I am pleased to report that Larkspur Farm has re-entered the cattle business. After five years on the sidelines we are back in the game, with one head, a dollar calf from a dairy barn.
It was completely unplanned. We took in a young man named Luke last fall. Luke went to school with my sons and had been a frequent guest here for the last decade. But this is a minimum wage community for young people and rents are geared to skiers who have lots of cash in their pockets. A kid can’t expect to afford an apartment up here on restaurant wages so we invited him to crash with us for the winter.
Luke has no background in farming at all, in fact the subject is a total mystery to him. Imagine my surprise when he started running out to the barn at first light to let the sheep out and toss hay bales. One day he asked why I didn’t have any cows and I explained that they had been so expensive the last few years I gave up on them. But if he was interested we could find one.
He was. So we drove the truck up through the snow swept plains of Grey County to the old Keady Livestock Market. As we toured the pens Luke’s eyes widened at the sight of an acre of cows and calves. His eyes went even wider as we climbed up into the bleachers around the sales ring to find a seat in the crowd.
“Holy Cow!” he said. “This is like the Mos Eisley Spaceport for cows!”
“Indeed it is,” I said, trying to sound like Obi wan Kenobi. “I will do the talking, Luke.”
The first dollar calf that came out was a Holstein Angus cross that couldn’t have been more than a few days old. The bidding started at a $150, I waved twice and the auctioneer pointed to me.
“Sold… to Dan Needles,” he said.
Luke was astounded. “What? They know you?”
“Yes, little grasshopper. I have been coming here since 1962.”
We paid for the calf and loaded it into the crate on the back of the truck. It looked healthy enough, no snotty nose or yellow streaks on his tail. “The Force is strong in this one,” I said. “But we will take no chances. A lot can go wrong with a dollar calf.”

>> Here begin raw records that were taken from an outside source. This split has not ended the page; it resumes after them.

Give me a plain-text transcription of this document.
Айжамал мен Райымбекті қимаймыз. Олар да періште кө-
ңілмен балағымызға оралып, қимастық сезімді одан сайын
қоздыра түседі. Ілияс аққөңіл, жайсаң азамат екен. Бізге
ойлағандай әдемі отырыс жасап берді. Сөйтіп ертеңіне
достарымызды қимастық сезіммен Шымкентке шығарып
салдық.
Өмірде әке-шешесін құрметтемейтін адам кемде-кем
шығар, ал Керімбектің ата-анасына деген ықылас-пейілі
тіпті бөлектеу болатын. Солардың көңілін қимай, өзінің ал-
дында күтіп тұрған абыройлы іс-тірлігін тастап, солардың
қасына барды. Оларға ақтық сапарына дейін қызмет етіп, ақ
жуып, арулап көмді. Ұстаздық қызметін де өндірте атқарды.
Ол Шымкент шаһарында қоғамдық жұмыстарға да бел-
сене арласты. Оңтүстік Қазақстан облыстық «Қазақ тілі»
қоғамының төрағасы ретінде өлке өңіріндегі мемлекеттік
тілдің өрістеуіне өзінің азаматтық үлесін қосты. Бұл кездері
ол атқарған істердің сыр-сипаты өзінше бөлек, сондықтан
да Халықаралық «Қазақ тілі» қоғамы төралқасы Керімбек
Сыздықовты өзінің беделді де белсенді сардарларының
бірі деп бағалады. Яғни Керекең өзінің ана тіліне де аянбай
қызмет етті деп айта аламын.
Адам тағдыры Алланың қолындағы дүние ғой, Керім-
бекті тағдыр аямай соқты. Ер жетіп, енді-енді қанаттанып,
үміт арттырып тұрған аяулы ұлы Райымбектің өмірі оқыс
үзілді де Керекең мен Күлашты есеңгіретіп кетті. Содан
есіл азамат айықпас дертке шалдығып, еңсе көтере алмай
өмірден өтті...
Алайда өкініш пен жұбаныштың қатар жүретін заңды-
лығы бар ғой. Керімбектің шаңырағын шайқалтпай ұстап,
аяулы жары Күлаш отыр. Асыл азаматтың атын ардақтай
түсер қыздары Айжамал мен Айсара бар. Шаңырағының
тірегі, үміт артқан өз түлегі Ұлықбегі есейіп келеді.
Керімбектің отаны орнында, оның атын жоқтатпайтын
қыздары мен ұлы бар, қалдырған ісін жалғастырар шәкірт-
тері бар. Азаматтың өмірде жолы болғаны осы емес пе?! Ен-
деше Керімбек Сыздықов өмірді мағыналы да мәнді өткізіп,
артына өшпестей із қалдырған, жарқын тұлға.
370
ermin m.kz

On the way home we stopped at the Walter’s Falls feed mill and bought a supply of milk replacer, boluses, tetracycline and syringes, electrolytes and a bottle of Vitamin A&E. Dan, the manager of the mill asked if I had a sick calf and I explained that we had just bought one and it appeared to be healthy. But you never know.
“I think he’s a pessimist,” said Luke.
“I believe that chance favours the prepared man.”
A funny thing happens when a boy gets his first calf. Luke weighed the milk replacer on a set of scales and mixed it into the bottle. Four times a day he trotted out to the barn to feed and check on his new charge. He learned to observe both ends of the calf for signs of pathology. Then he started making inquiries about hay and calf starter. By spring he was looking at the landscape in a completely different way. Every trip into town turned into a crop tour as he inquired about each passing field, its crop and the purpose of that crop. He’s out there planting a garden as I write and planning another trip to Keady Market this week to scout out laying hens. Keady is the Spaceport for poultry, too.
These days we are reminded by every farm spokesperson how important it is to educate the public about agriculture. The problem with that idea is that most people have no interest in being educated about anything. I watch Luke and I wonder if it might make more sense to distribute dollar calves to schoolchildren and let them discover the world for themselves and learn to look after the life around them.
I catch Luke every now and then in the barn with his calf. After he has fed and watered the calf and cleaned the pen, and he thinks I’m not looking, he hops up and down to make Hon romp around him. I watch their little dance and it occurs to me that this is how we are supposed to learn about agriculture. In wide-eyed and delighted amazement.